Targeting specificity and temporal activation of the yeast decapping enzyme 

The yeast Dcp1-Dcp2 decapping enzyme targets thousands of distinct substrate mRNAs for cap removal. However, the molecular mechanisms controlling this enzyme’s in vivo targeting specificity and temporal activation remain elusive. Our recent genetic experiments (He & Jacobson, RNA 21:1633-1647; He et al., eLife7: e34409, 2018) revealed that the large C-terminal domain of of Dcp2 encodes several key regulatory functions and appears to have a pivotal role in controlling the decapping enzyme’s targeting specificity and decapping activation. This Dcp2 domain contains an auto-inhibitory element and a set of conserved linear elements that promote the binding of specific decapping activators, including one Edc3-binding motif, two independent Upf1-binding motifs, and eight independent leucine-rich Pat1-binding motifs. These observations led us to formulate a new model for in vivo regulation of the yeast decapping enzyme. In this new model, the acitivity of the decapping enzyme is controlled by both negative and positive regulation. The inhibitory element in the C-terminal domain of Dcp2 keeps the enzyme in an inactive state. Different binding motifs in the Dcp2 C-terminal domain control the decapping enzyme’s targeting specificity and timing of activation. To test this model, we are currently investigating the roles of each Dcp2 regulatory element in decapping of different mRNA substrates and assessing whether the decapping enzyme forms distinct complexes with specific decapping activators in yeast cells.
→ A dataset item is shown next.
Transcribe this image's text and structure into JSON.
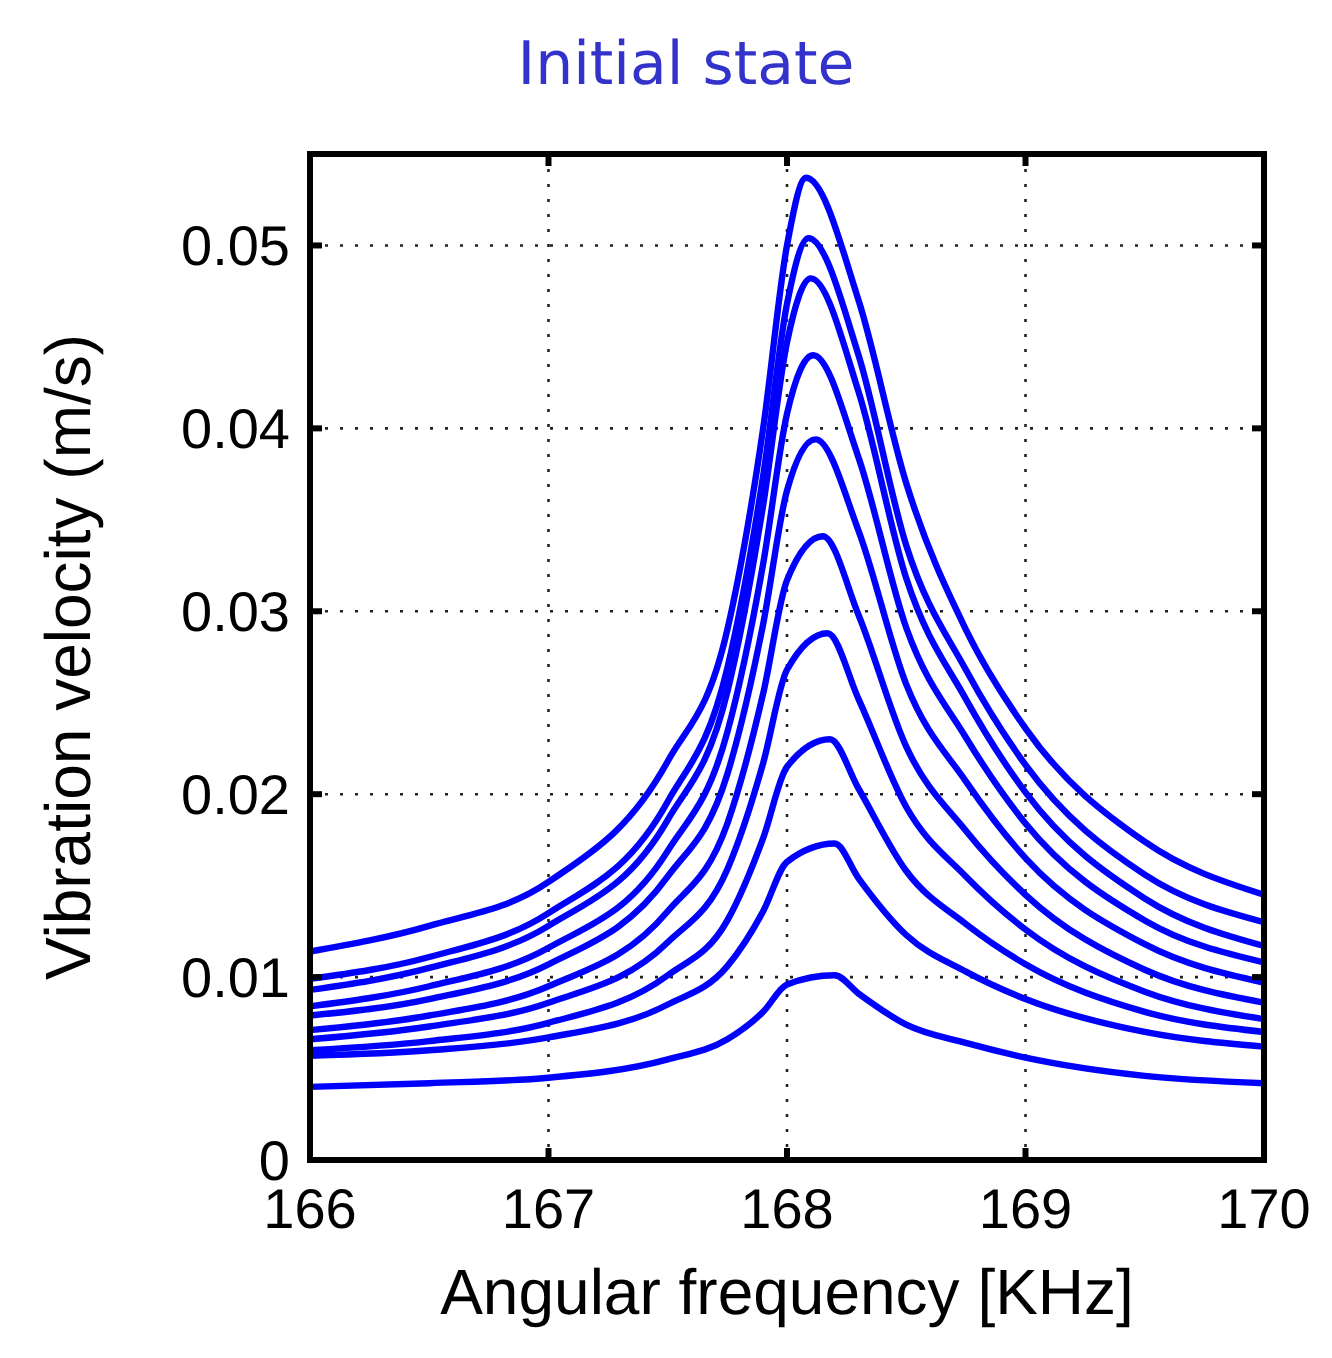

Functions of yeast decapping activators in mRNA decapping regulation

In addition to the decapping enzyme, mRNA decapping also requires the function of specific regulators, generally known as decapping activators. For example, decapping of nonsense-containing mRNAs requires the Upf factors and decapping of general mRNAs requires Edc3, Dhh1, Pat1, and the Lsm1-7 complex. Two general functions, i.e., repressing mRNA translation and activating the decapping enzyme, have been proposed for some of these decapping activators, but convincing experimental evidence for these two functions is still largely lacking. To dissect the roles of decapping activators in mRNA decapping, we recently mapped the protein-protein interaction network for all known yeast decapping factors and identified the transcripts targeted by each of these factors experiments (Dong et al., Mol. Cell 25:559-573, 2007; He & Jacobson, RNA 21:1633-1647; He et al., RNA 23: 735-748, 2017; He et al., eLife7: e34409, 2018). These studies identified the decapping activators that interact directly with the C-terminal domain of Dcp2 and those that do not interact with Dcp2, and also revealed that rather than being global activators of decapping, Pat1, Lsm1, Dhh1, and Edc3 each target a specific subset of yeast mRNAs. Surprisingly, the Dcp2-interacting decapping activator Edc3 appears to only regulate two transcripts in the whole yeast transcriptome. Based on these results and additional observations, we hypothesize that decapping activators may generally monitor the kinetics of some specific steps in mRNA translation and target the kinetically unfavorable mRNAs for decapping. To test this hypothesis, we are currently analyzing the mRNP complexes formed by different decapping activators in yeast cells and also investigating the molecular features and the characteristics in translation for mRNAs targeted by each of these decapping activators.